This year, the centenary of Thomas Owen’s birth, was marked in Belgium by a series of readings, lectures, and events under the general heading “100 Years of Disquiet”—a tribute to the author regularly cited, along with Jean Ray and Franz Hellens, as a pillar of Belgian fantastical fiction. Owen (1910-2002) is such a monument in Belgium it’s hard to believe that in the English-speaking world he is an exceedingly well-kept secret, known only on the basis of a single book to a handful of dedicated horror fans.
The story goes like this: there once was a lawyer named Gérald Bertot, who worked all his life in the management of the same flour-milling factory. He held a doctorate in criminology, and a side career in art criticism under the pseudonym Stéphane Rey. Spared service in World War II, he turned to writing mysteries for money, with the encouragement of Stanislas-André Steeman, a celebrated craftsman of Belgian noir.

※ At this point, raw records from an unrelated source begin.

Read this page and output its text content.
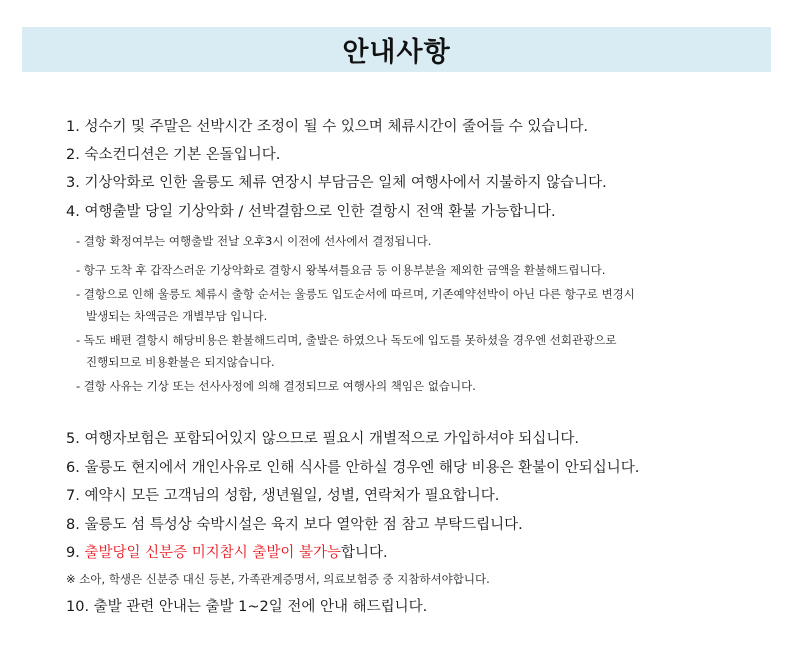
안내사항
1. 성수기 및 주말은 선박시간 조정이 될 수 있으며 체류시간이 줄어들 수 있습니다.
2. 숙소컨디션은 기본 온돌입니다.
3. 기상악화로 인한 울릉도 체류 연장시 부담금은 일체 여행사에서 지불하지 않습니다.
4. 여행출발 당일 기상악화 / 선박결함으로 인한 결항시 전액 환불 가능합니다.
- 결항 확정여부는 여행출발 전날 오후3시 이전에 선사에서 결정됩니다.
- 항구 도착 후 갑작스러운 기상악화로 결항시 왕복셔틀요금 등 이용부분을 제외한 금액을 환불해드립니다.
- 결항으로 인해 울릉도 체류시 출항 순서는 울릉도 입도순서에 따르며, 기존예약선박이 아닌 다른 항구로 변경시
발생되는 차액금은 개별부담 입니다.
- 독도 배편 결항시 해당비용은 환불해드리며, 출발은 하였으나 독도에 입도를 못하셨을 경우엔 선회관광으로
진행되므로 비용환불은 되지않습니다.
- 결항 사유는 기상 또는 선사사정에 의해 결정되므로 여행사의 책임은 없습니다.
5. 여행자보험은 포함되어있지 않으므로 필요시 개별적으로 가입하셔야 되십니다.
6. 울릉도 현지에서 개인사유로 인해 식사를 안하실 경우엔 해당 비용은 환불이 안되십니다.
7. 예약시 모든 고객님의 성함, 생년월일, 성별, 연락처가 필요합니다.
8. 울릉도 섬 특성상 숙박시설은 육지 보다 열악한 점 참고 부탁드립니다.
9. 출발당일 신분증 미지참시 출발이 불가능합니다.
※ 소아, 학생은 신분증 대신 등본, 가족관계증명서, 의료보험증 중 지참하셔야합니다.
10. 출발 관련 안내는 출발 1~2일 전에 안내 해드립니다.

In Tonight at Eight (1941), he introduced the police commissioner Thomas Owen—a character whose name he liked so much he later took it as his own when he embarked on what he has called his true calling, his career as a fantasist.
If Ray is the “Belgian Poe,” what writer, then, to pick for Owen, most commonly considered his closest spiritual son? Machen? Blackwood? Lovecraft? Campbell? In fact there is no one in English quite like him, no one who has devoted himself so completely and single-mindedly to pursuing and refining what we might in English call the tale of supernatural horror to an almost anachronistic degree of classical purity.

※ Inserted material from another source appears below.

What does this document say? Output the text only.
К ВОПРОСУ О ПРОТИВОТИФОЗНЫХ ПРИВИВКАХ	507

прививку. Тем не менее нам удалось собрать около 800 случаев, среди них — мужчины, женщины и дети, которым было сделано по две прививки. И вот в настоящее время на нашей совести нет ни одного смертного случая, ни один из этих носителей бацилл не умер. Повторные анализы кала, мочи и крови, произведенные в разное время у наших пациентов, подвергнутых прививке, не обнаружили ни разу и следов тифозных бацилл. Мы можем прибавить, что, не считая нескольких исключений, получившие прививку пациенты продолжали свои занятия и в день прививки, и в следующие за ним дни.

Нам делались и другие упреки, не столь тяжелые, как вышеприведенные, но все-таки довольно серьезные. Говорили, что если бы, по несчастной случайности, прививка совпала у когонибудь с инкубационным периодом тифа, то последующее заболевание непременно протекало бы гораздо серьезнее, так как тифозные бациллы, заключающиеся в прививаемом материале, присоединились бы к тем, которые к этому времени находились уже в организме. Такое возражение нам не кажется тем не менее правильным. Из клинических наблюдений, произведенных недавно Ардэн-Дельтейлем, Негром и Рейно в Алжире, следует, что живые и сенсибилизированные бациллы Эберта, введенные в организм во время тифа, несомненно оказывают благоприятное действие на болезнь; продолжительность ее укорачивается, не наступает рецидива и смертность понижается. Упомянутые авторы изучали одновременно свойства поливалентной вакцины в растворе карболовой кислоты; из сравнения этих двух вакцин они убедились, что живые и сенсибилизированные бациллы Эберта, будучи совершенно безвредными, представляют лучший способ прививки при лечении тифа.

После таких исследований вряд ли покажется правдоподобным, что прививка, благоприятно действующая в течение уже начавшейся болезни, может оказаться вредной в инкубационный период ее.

As an undergrad in ENG 455: Contemporary American Lit shortly after Altman’s Short Cuts came out, it seemed the takeaway for Raymond Carver wasn’t any one story—though many were individually admirable and rewarded study—but the sourceless underlying feeling of menace that emanated from them: a mean, precarious menace. It was partly socioeconomic: menace as felt by the lower middle class from years of conservative economics, whose fallout we’re still experiencing. Menace was the buzzword; menace meant Carver.

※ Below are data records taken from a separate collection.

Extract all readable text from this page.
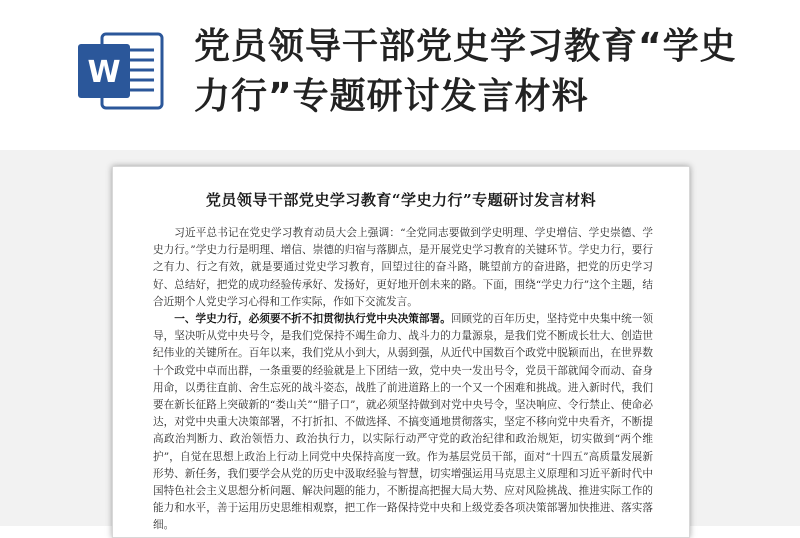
W
党员领导干部党史学习教育“学史力行”专题研讨发言材料
党员领导干部党史学习教育“学史力行”专题研讨发言材料

习近平总书记在党史学习教育动员大会上强调：“全党同志要做到学史明理、学史增信、学史崇德、学史力行。”学史力行是明理、增信、崇德的归宿与落脚点，是开展党史学习教育的关键环节。学史力行，要行之有力、行之有效，就是要通过党史学习教育，回望过往的奋斗路，眺望前方的奋进路，把党的历史学习好、总结好，把党的成功经验传承好、发扬好，更好地开创未来的路。下面，围绕“学史力行”这个主题，结合近期个人党史学习心得和工作实际，作如下交流发言。

一、学史力行，必须要不折不扣贯彻执行党中央决策部署。回顾党的百年历史，坚持党中央集中统一领导，坚决听从党中央号令，是我们党保持不竭生命力、战斗力的力量源泉，是我们党不断成长壮大、创造世纪伟业的关键所在。百年以来，我们党从小到大，从弱到强，从近代中国数百个政党中脱颖而出，在世界数十个政党中卓而出群，一条重要的经验就是上下团结一致，党中央一发出号令，党员干部就闻令而动、奋身用命，以勇往直前、舍生忘死的战斗姿态，战胜了前进道路上的一个又一个困难和挑战。进入新时代，我们要在新长征路上突破新的“娄山关”“腊子口”，就必须坚持做到对党中央号令，坚决响应、令行禁止、使命必达，对党中央重大决策部署，不打折扣、不做选择、不搞变通地贯彻落实，坚定不移向党中央看齐，不断提高政治判断力、政治领悟力、政治执行力，以实际行动严守党的政治纪律和政治规矩，切实做到“两个维护”，自觉在思想上政治上行动上同党中央保持高度一致。作为基层党员干部，面对“十四五”高质量发展新形势、新任务，我们要学会从党的历史中汲取经验与智慧，切实增强运用马克思主义原理和习近平新时代中国特色社会主义思想分析问题、解决问题的能力，不断提高把握大局大势、应对风险挑战、推进实际工作的能力和水平，善于运用历史思维相观察，把工作一路保持党中央和上级党委各项决策部署加快推进、落实落细。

A similar consistency of worldview, of the world presented, emanates from Owen’s oeuvre of several hundred stories: an existential dread, one that Thomas Ligotti correctly identified (in a blurb where he name-checked Owen) as “the nightmare of being alive.” The best word for Owen’s fiction is unsettling. The feeling lingers long after its source is pinpointed in each story, and remains dominant, ambient, on closing a collection. If Owen’s tales sometimes read like throwbacks now, it should be noted that they read like throwbacks even in their day: that his project was to make them so, to strip them of time and place until they addressed some essential, eternal condition. The situations, when paraphrased, are banal and somewhat anonymous, though it is a sign of his talent that he can animate the hoariest clichés: the hitchhiker, the stormy night, the creaking step, the hostile tavern in the countryside, the fleeting glimpse of something half-intuited that scares, scars, and stays with us. What I find rewarding is not his inexhaustible imagination, nor the variety of marvels he conjures, but his unflagging precision. He is capable of creating a maximum of dread with a minimum of props. Perhaps it is that in the atmosphere of exceeding economy that is his trademark, each scenic element is charged with purpose, even necessity. Each has some essential role, and is therefore rescued from being hackneyed, given new and spooky life.
Iain White, who so meticulously translated Jean Ray’s Malpertuis and a collection of Marcel Schwob’s stories, gave the English-speaking world a taste of these masterpieces of the macabre. His 1984 volume The Desolate Presence from the horror series of the now defunct publisher William Kimber draws from six of Owen’s seven major collections and includes among its 22 tales some of my favorites, such as “The Sow” and “Portrait of an Unknown Man.”